Oleh Christian Heru Cahyo Saputro*
JAGAT seni rupa Lampung memang tidak terkena imbas booming dan kebagian limpahan rezeki dari banjir duit di dunia seni rupa. Tetapi setidaknya belakangan ini dunia rupa Lampung mulai bergeliat dan dilirik. Dunia seni rupa Lampung, paling tidak di wilayah Sumatera, tak lagi dipandang sebelah mata.
Buktinya, dalam helat akbar jagat seni rupa Indonesia yang mengusung tajuk Manifesto ditaja di Galeri Nasional, Gambir, Jakarta, penggal tahun 2008 lalu, dua pelukis Lampung terpilih meramaikan event bergengsi ini.
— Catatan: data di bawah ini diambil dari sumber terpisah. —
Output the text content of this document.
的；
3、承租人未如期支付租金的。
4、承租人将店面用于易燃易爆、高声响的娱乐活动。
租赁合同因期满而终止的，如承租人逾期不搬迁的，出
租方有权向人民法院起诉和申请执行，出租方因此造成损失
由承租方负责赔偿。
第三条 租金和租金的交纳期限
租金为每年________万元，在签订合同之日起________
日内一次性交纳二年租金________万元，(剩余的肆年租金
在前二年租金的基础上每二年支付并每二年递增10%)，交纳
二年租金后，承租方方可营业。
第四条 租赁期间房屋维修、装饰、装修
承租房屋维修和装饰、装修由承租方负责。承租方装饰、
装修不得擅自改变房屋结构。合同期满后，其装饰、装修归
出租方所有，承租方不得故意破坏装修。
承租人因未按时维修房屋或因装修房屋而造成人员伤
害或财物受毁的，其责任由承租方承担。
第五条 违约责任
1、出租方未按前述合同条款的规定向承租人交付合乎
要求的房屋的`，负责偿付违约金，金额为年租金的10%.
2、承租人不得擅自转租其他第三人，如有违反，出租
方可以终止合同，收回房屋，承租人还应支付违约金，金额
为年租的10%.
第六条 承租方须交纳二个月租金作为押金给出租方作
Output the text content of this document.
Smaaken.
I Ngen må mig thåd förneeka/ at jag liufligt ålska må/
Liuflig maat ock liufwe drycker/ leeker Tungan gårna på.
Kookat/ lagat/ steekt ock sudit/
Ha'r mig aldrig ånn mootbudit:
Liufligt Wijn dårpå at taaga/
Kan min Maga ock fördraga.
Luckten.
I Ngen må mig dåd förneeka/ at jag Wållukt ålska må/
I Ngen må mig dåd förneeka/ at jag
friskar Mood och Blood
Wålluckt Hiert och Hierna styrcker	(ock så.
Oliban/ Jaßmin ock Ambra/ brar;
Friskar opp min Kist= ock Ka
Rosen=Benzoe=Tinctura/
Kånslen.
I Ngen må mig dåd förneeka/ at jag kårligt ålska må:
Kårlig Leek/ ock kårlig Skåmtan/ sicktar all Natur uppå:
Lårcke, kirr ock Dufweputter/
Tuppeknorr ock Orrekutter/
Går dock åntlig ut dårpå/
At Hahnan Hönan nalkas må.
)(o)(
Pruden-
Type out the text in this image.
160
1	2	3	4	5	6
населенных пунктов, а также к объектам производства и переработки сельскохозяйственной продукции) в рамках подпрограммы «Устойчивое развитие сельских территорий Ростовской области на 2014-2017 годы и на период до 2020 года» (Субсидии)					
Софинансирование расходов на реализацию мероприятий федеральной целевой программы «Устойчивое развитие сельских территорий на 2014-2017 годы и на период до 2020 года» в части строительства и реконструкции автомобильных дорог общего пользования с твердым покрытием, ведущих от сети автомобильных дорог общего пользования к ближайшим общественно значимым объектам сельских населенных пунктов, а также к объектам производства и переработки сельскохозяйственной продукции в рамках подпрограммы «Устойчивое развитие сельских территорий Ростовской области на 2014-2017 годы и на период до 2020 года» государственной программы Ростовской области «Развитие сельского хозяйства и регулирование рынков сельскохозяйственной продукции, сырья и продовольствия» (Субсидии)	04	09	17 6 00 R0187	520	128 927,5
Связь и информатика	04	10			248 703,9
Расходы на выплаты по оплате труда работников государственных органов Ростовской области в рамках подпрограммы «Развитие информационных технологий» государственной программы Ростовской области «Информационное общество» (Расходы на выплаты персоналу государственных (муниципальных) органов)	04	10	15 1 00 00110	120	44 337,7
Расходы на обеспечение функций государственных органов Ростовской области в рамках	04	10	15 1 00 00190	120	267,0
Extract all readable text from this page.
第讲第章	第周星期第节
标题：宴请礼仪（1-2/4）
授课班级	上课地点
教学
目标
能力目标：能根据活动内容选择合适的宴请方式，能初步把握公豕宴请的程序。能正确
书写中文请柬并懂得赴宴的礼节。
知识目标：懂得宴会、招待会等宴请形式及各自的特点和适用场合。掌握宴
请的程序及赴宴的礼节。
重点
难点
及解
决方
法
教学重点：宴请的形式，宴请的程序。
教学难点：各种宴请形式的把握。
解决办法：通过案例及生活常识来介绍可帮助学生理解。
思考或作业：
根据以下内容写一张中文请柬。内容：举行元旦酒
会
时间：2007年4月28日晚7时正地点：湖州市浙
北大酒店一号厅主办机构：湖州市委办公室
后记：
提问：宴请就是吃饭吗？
Kemudian, pameran bertajuk me-Rupa-kan Ampas Kopi--yang menawarkan ampas kopi sebagai medium--juga mendapat respons positif baik dari media maupun wacana nasional. Jejak rekam kegiatan yang digelar masyarakat seni rupa Lampung, lembaga-lembaga seperti Dewan Kesenian, Taman Budaya plus stake holder meskipun belum memuaskan mulai tampak hasilnya.
Menurut kurator dan kritikus seni rupa almarhum Mamannoor, dunia rupa Lampung sangat potensial. Lampung kaya ragam rupa lokal yang bisa dijadikan ikon, salah satunya ragam hias tapis. "Mestinya perupa mau menyelami ragam budaya yang dimiliki Lampung untuk mewarnai karyanya dengan roh kelampungan," ujar Mamannoor pada sebuah diskusi di Bandar Lampung.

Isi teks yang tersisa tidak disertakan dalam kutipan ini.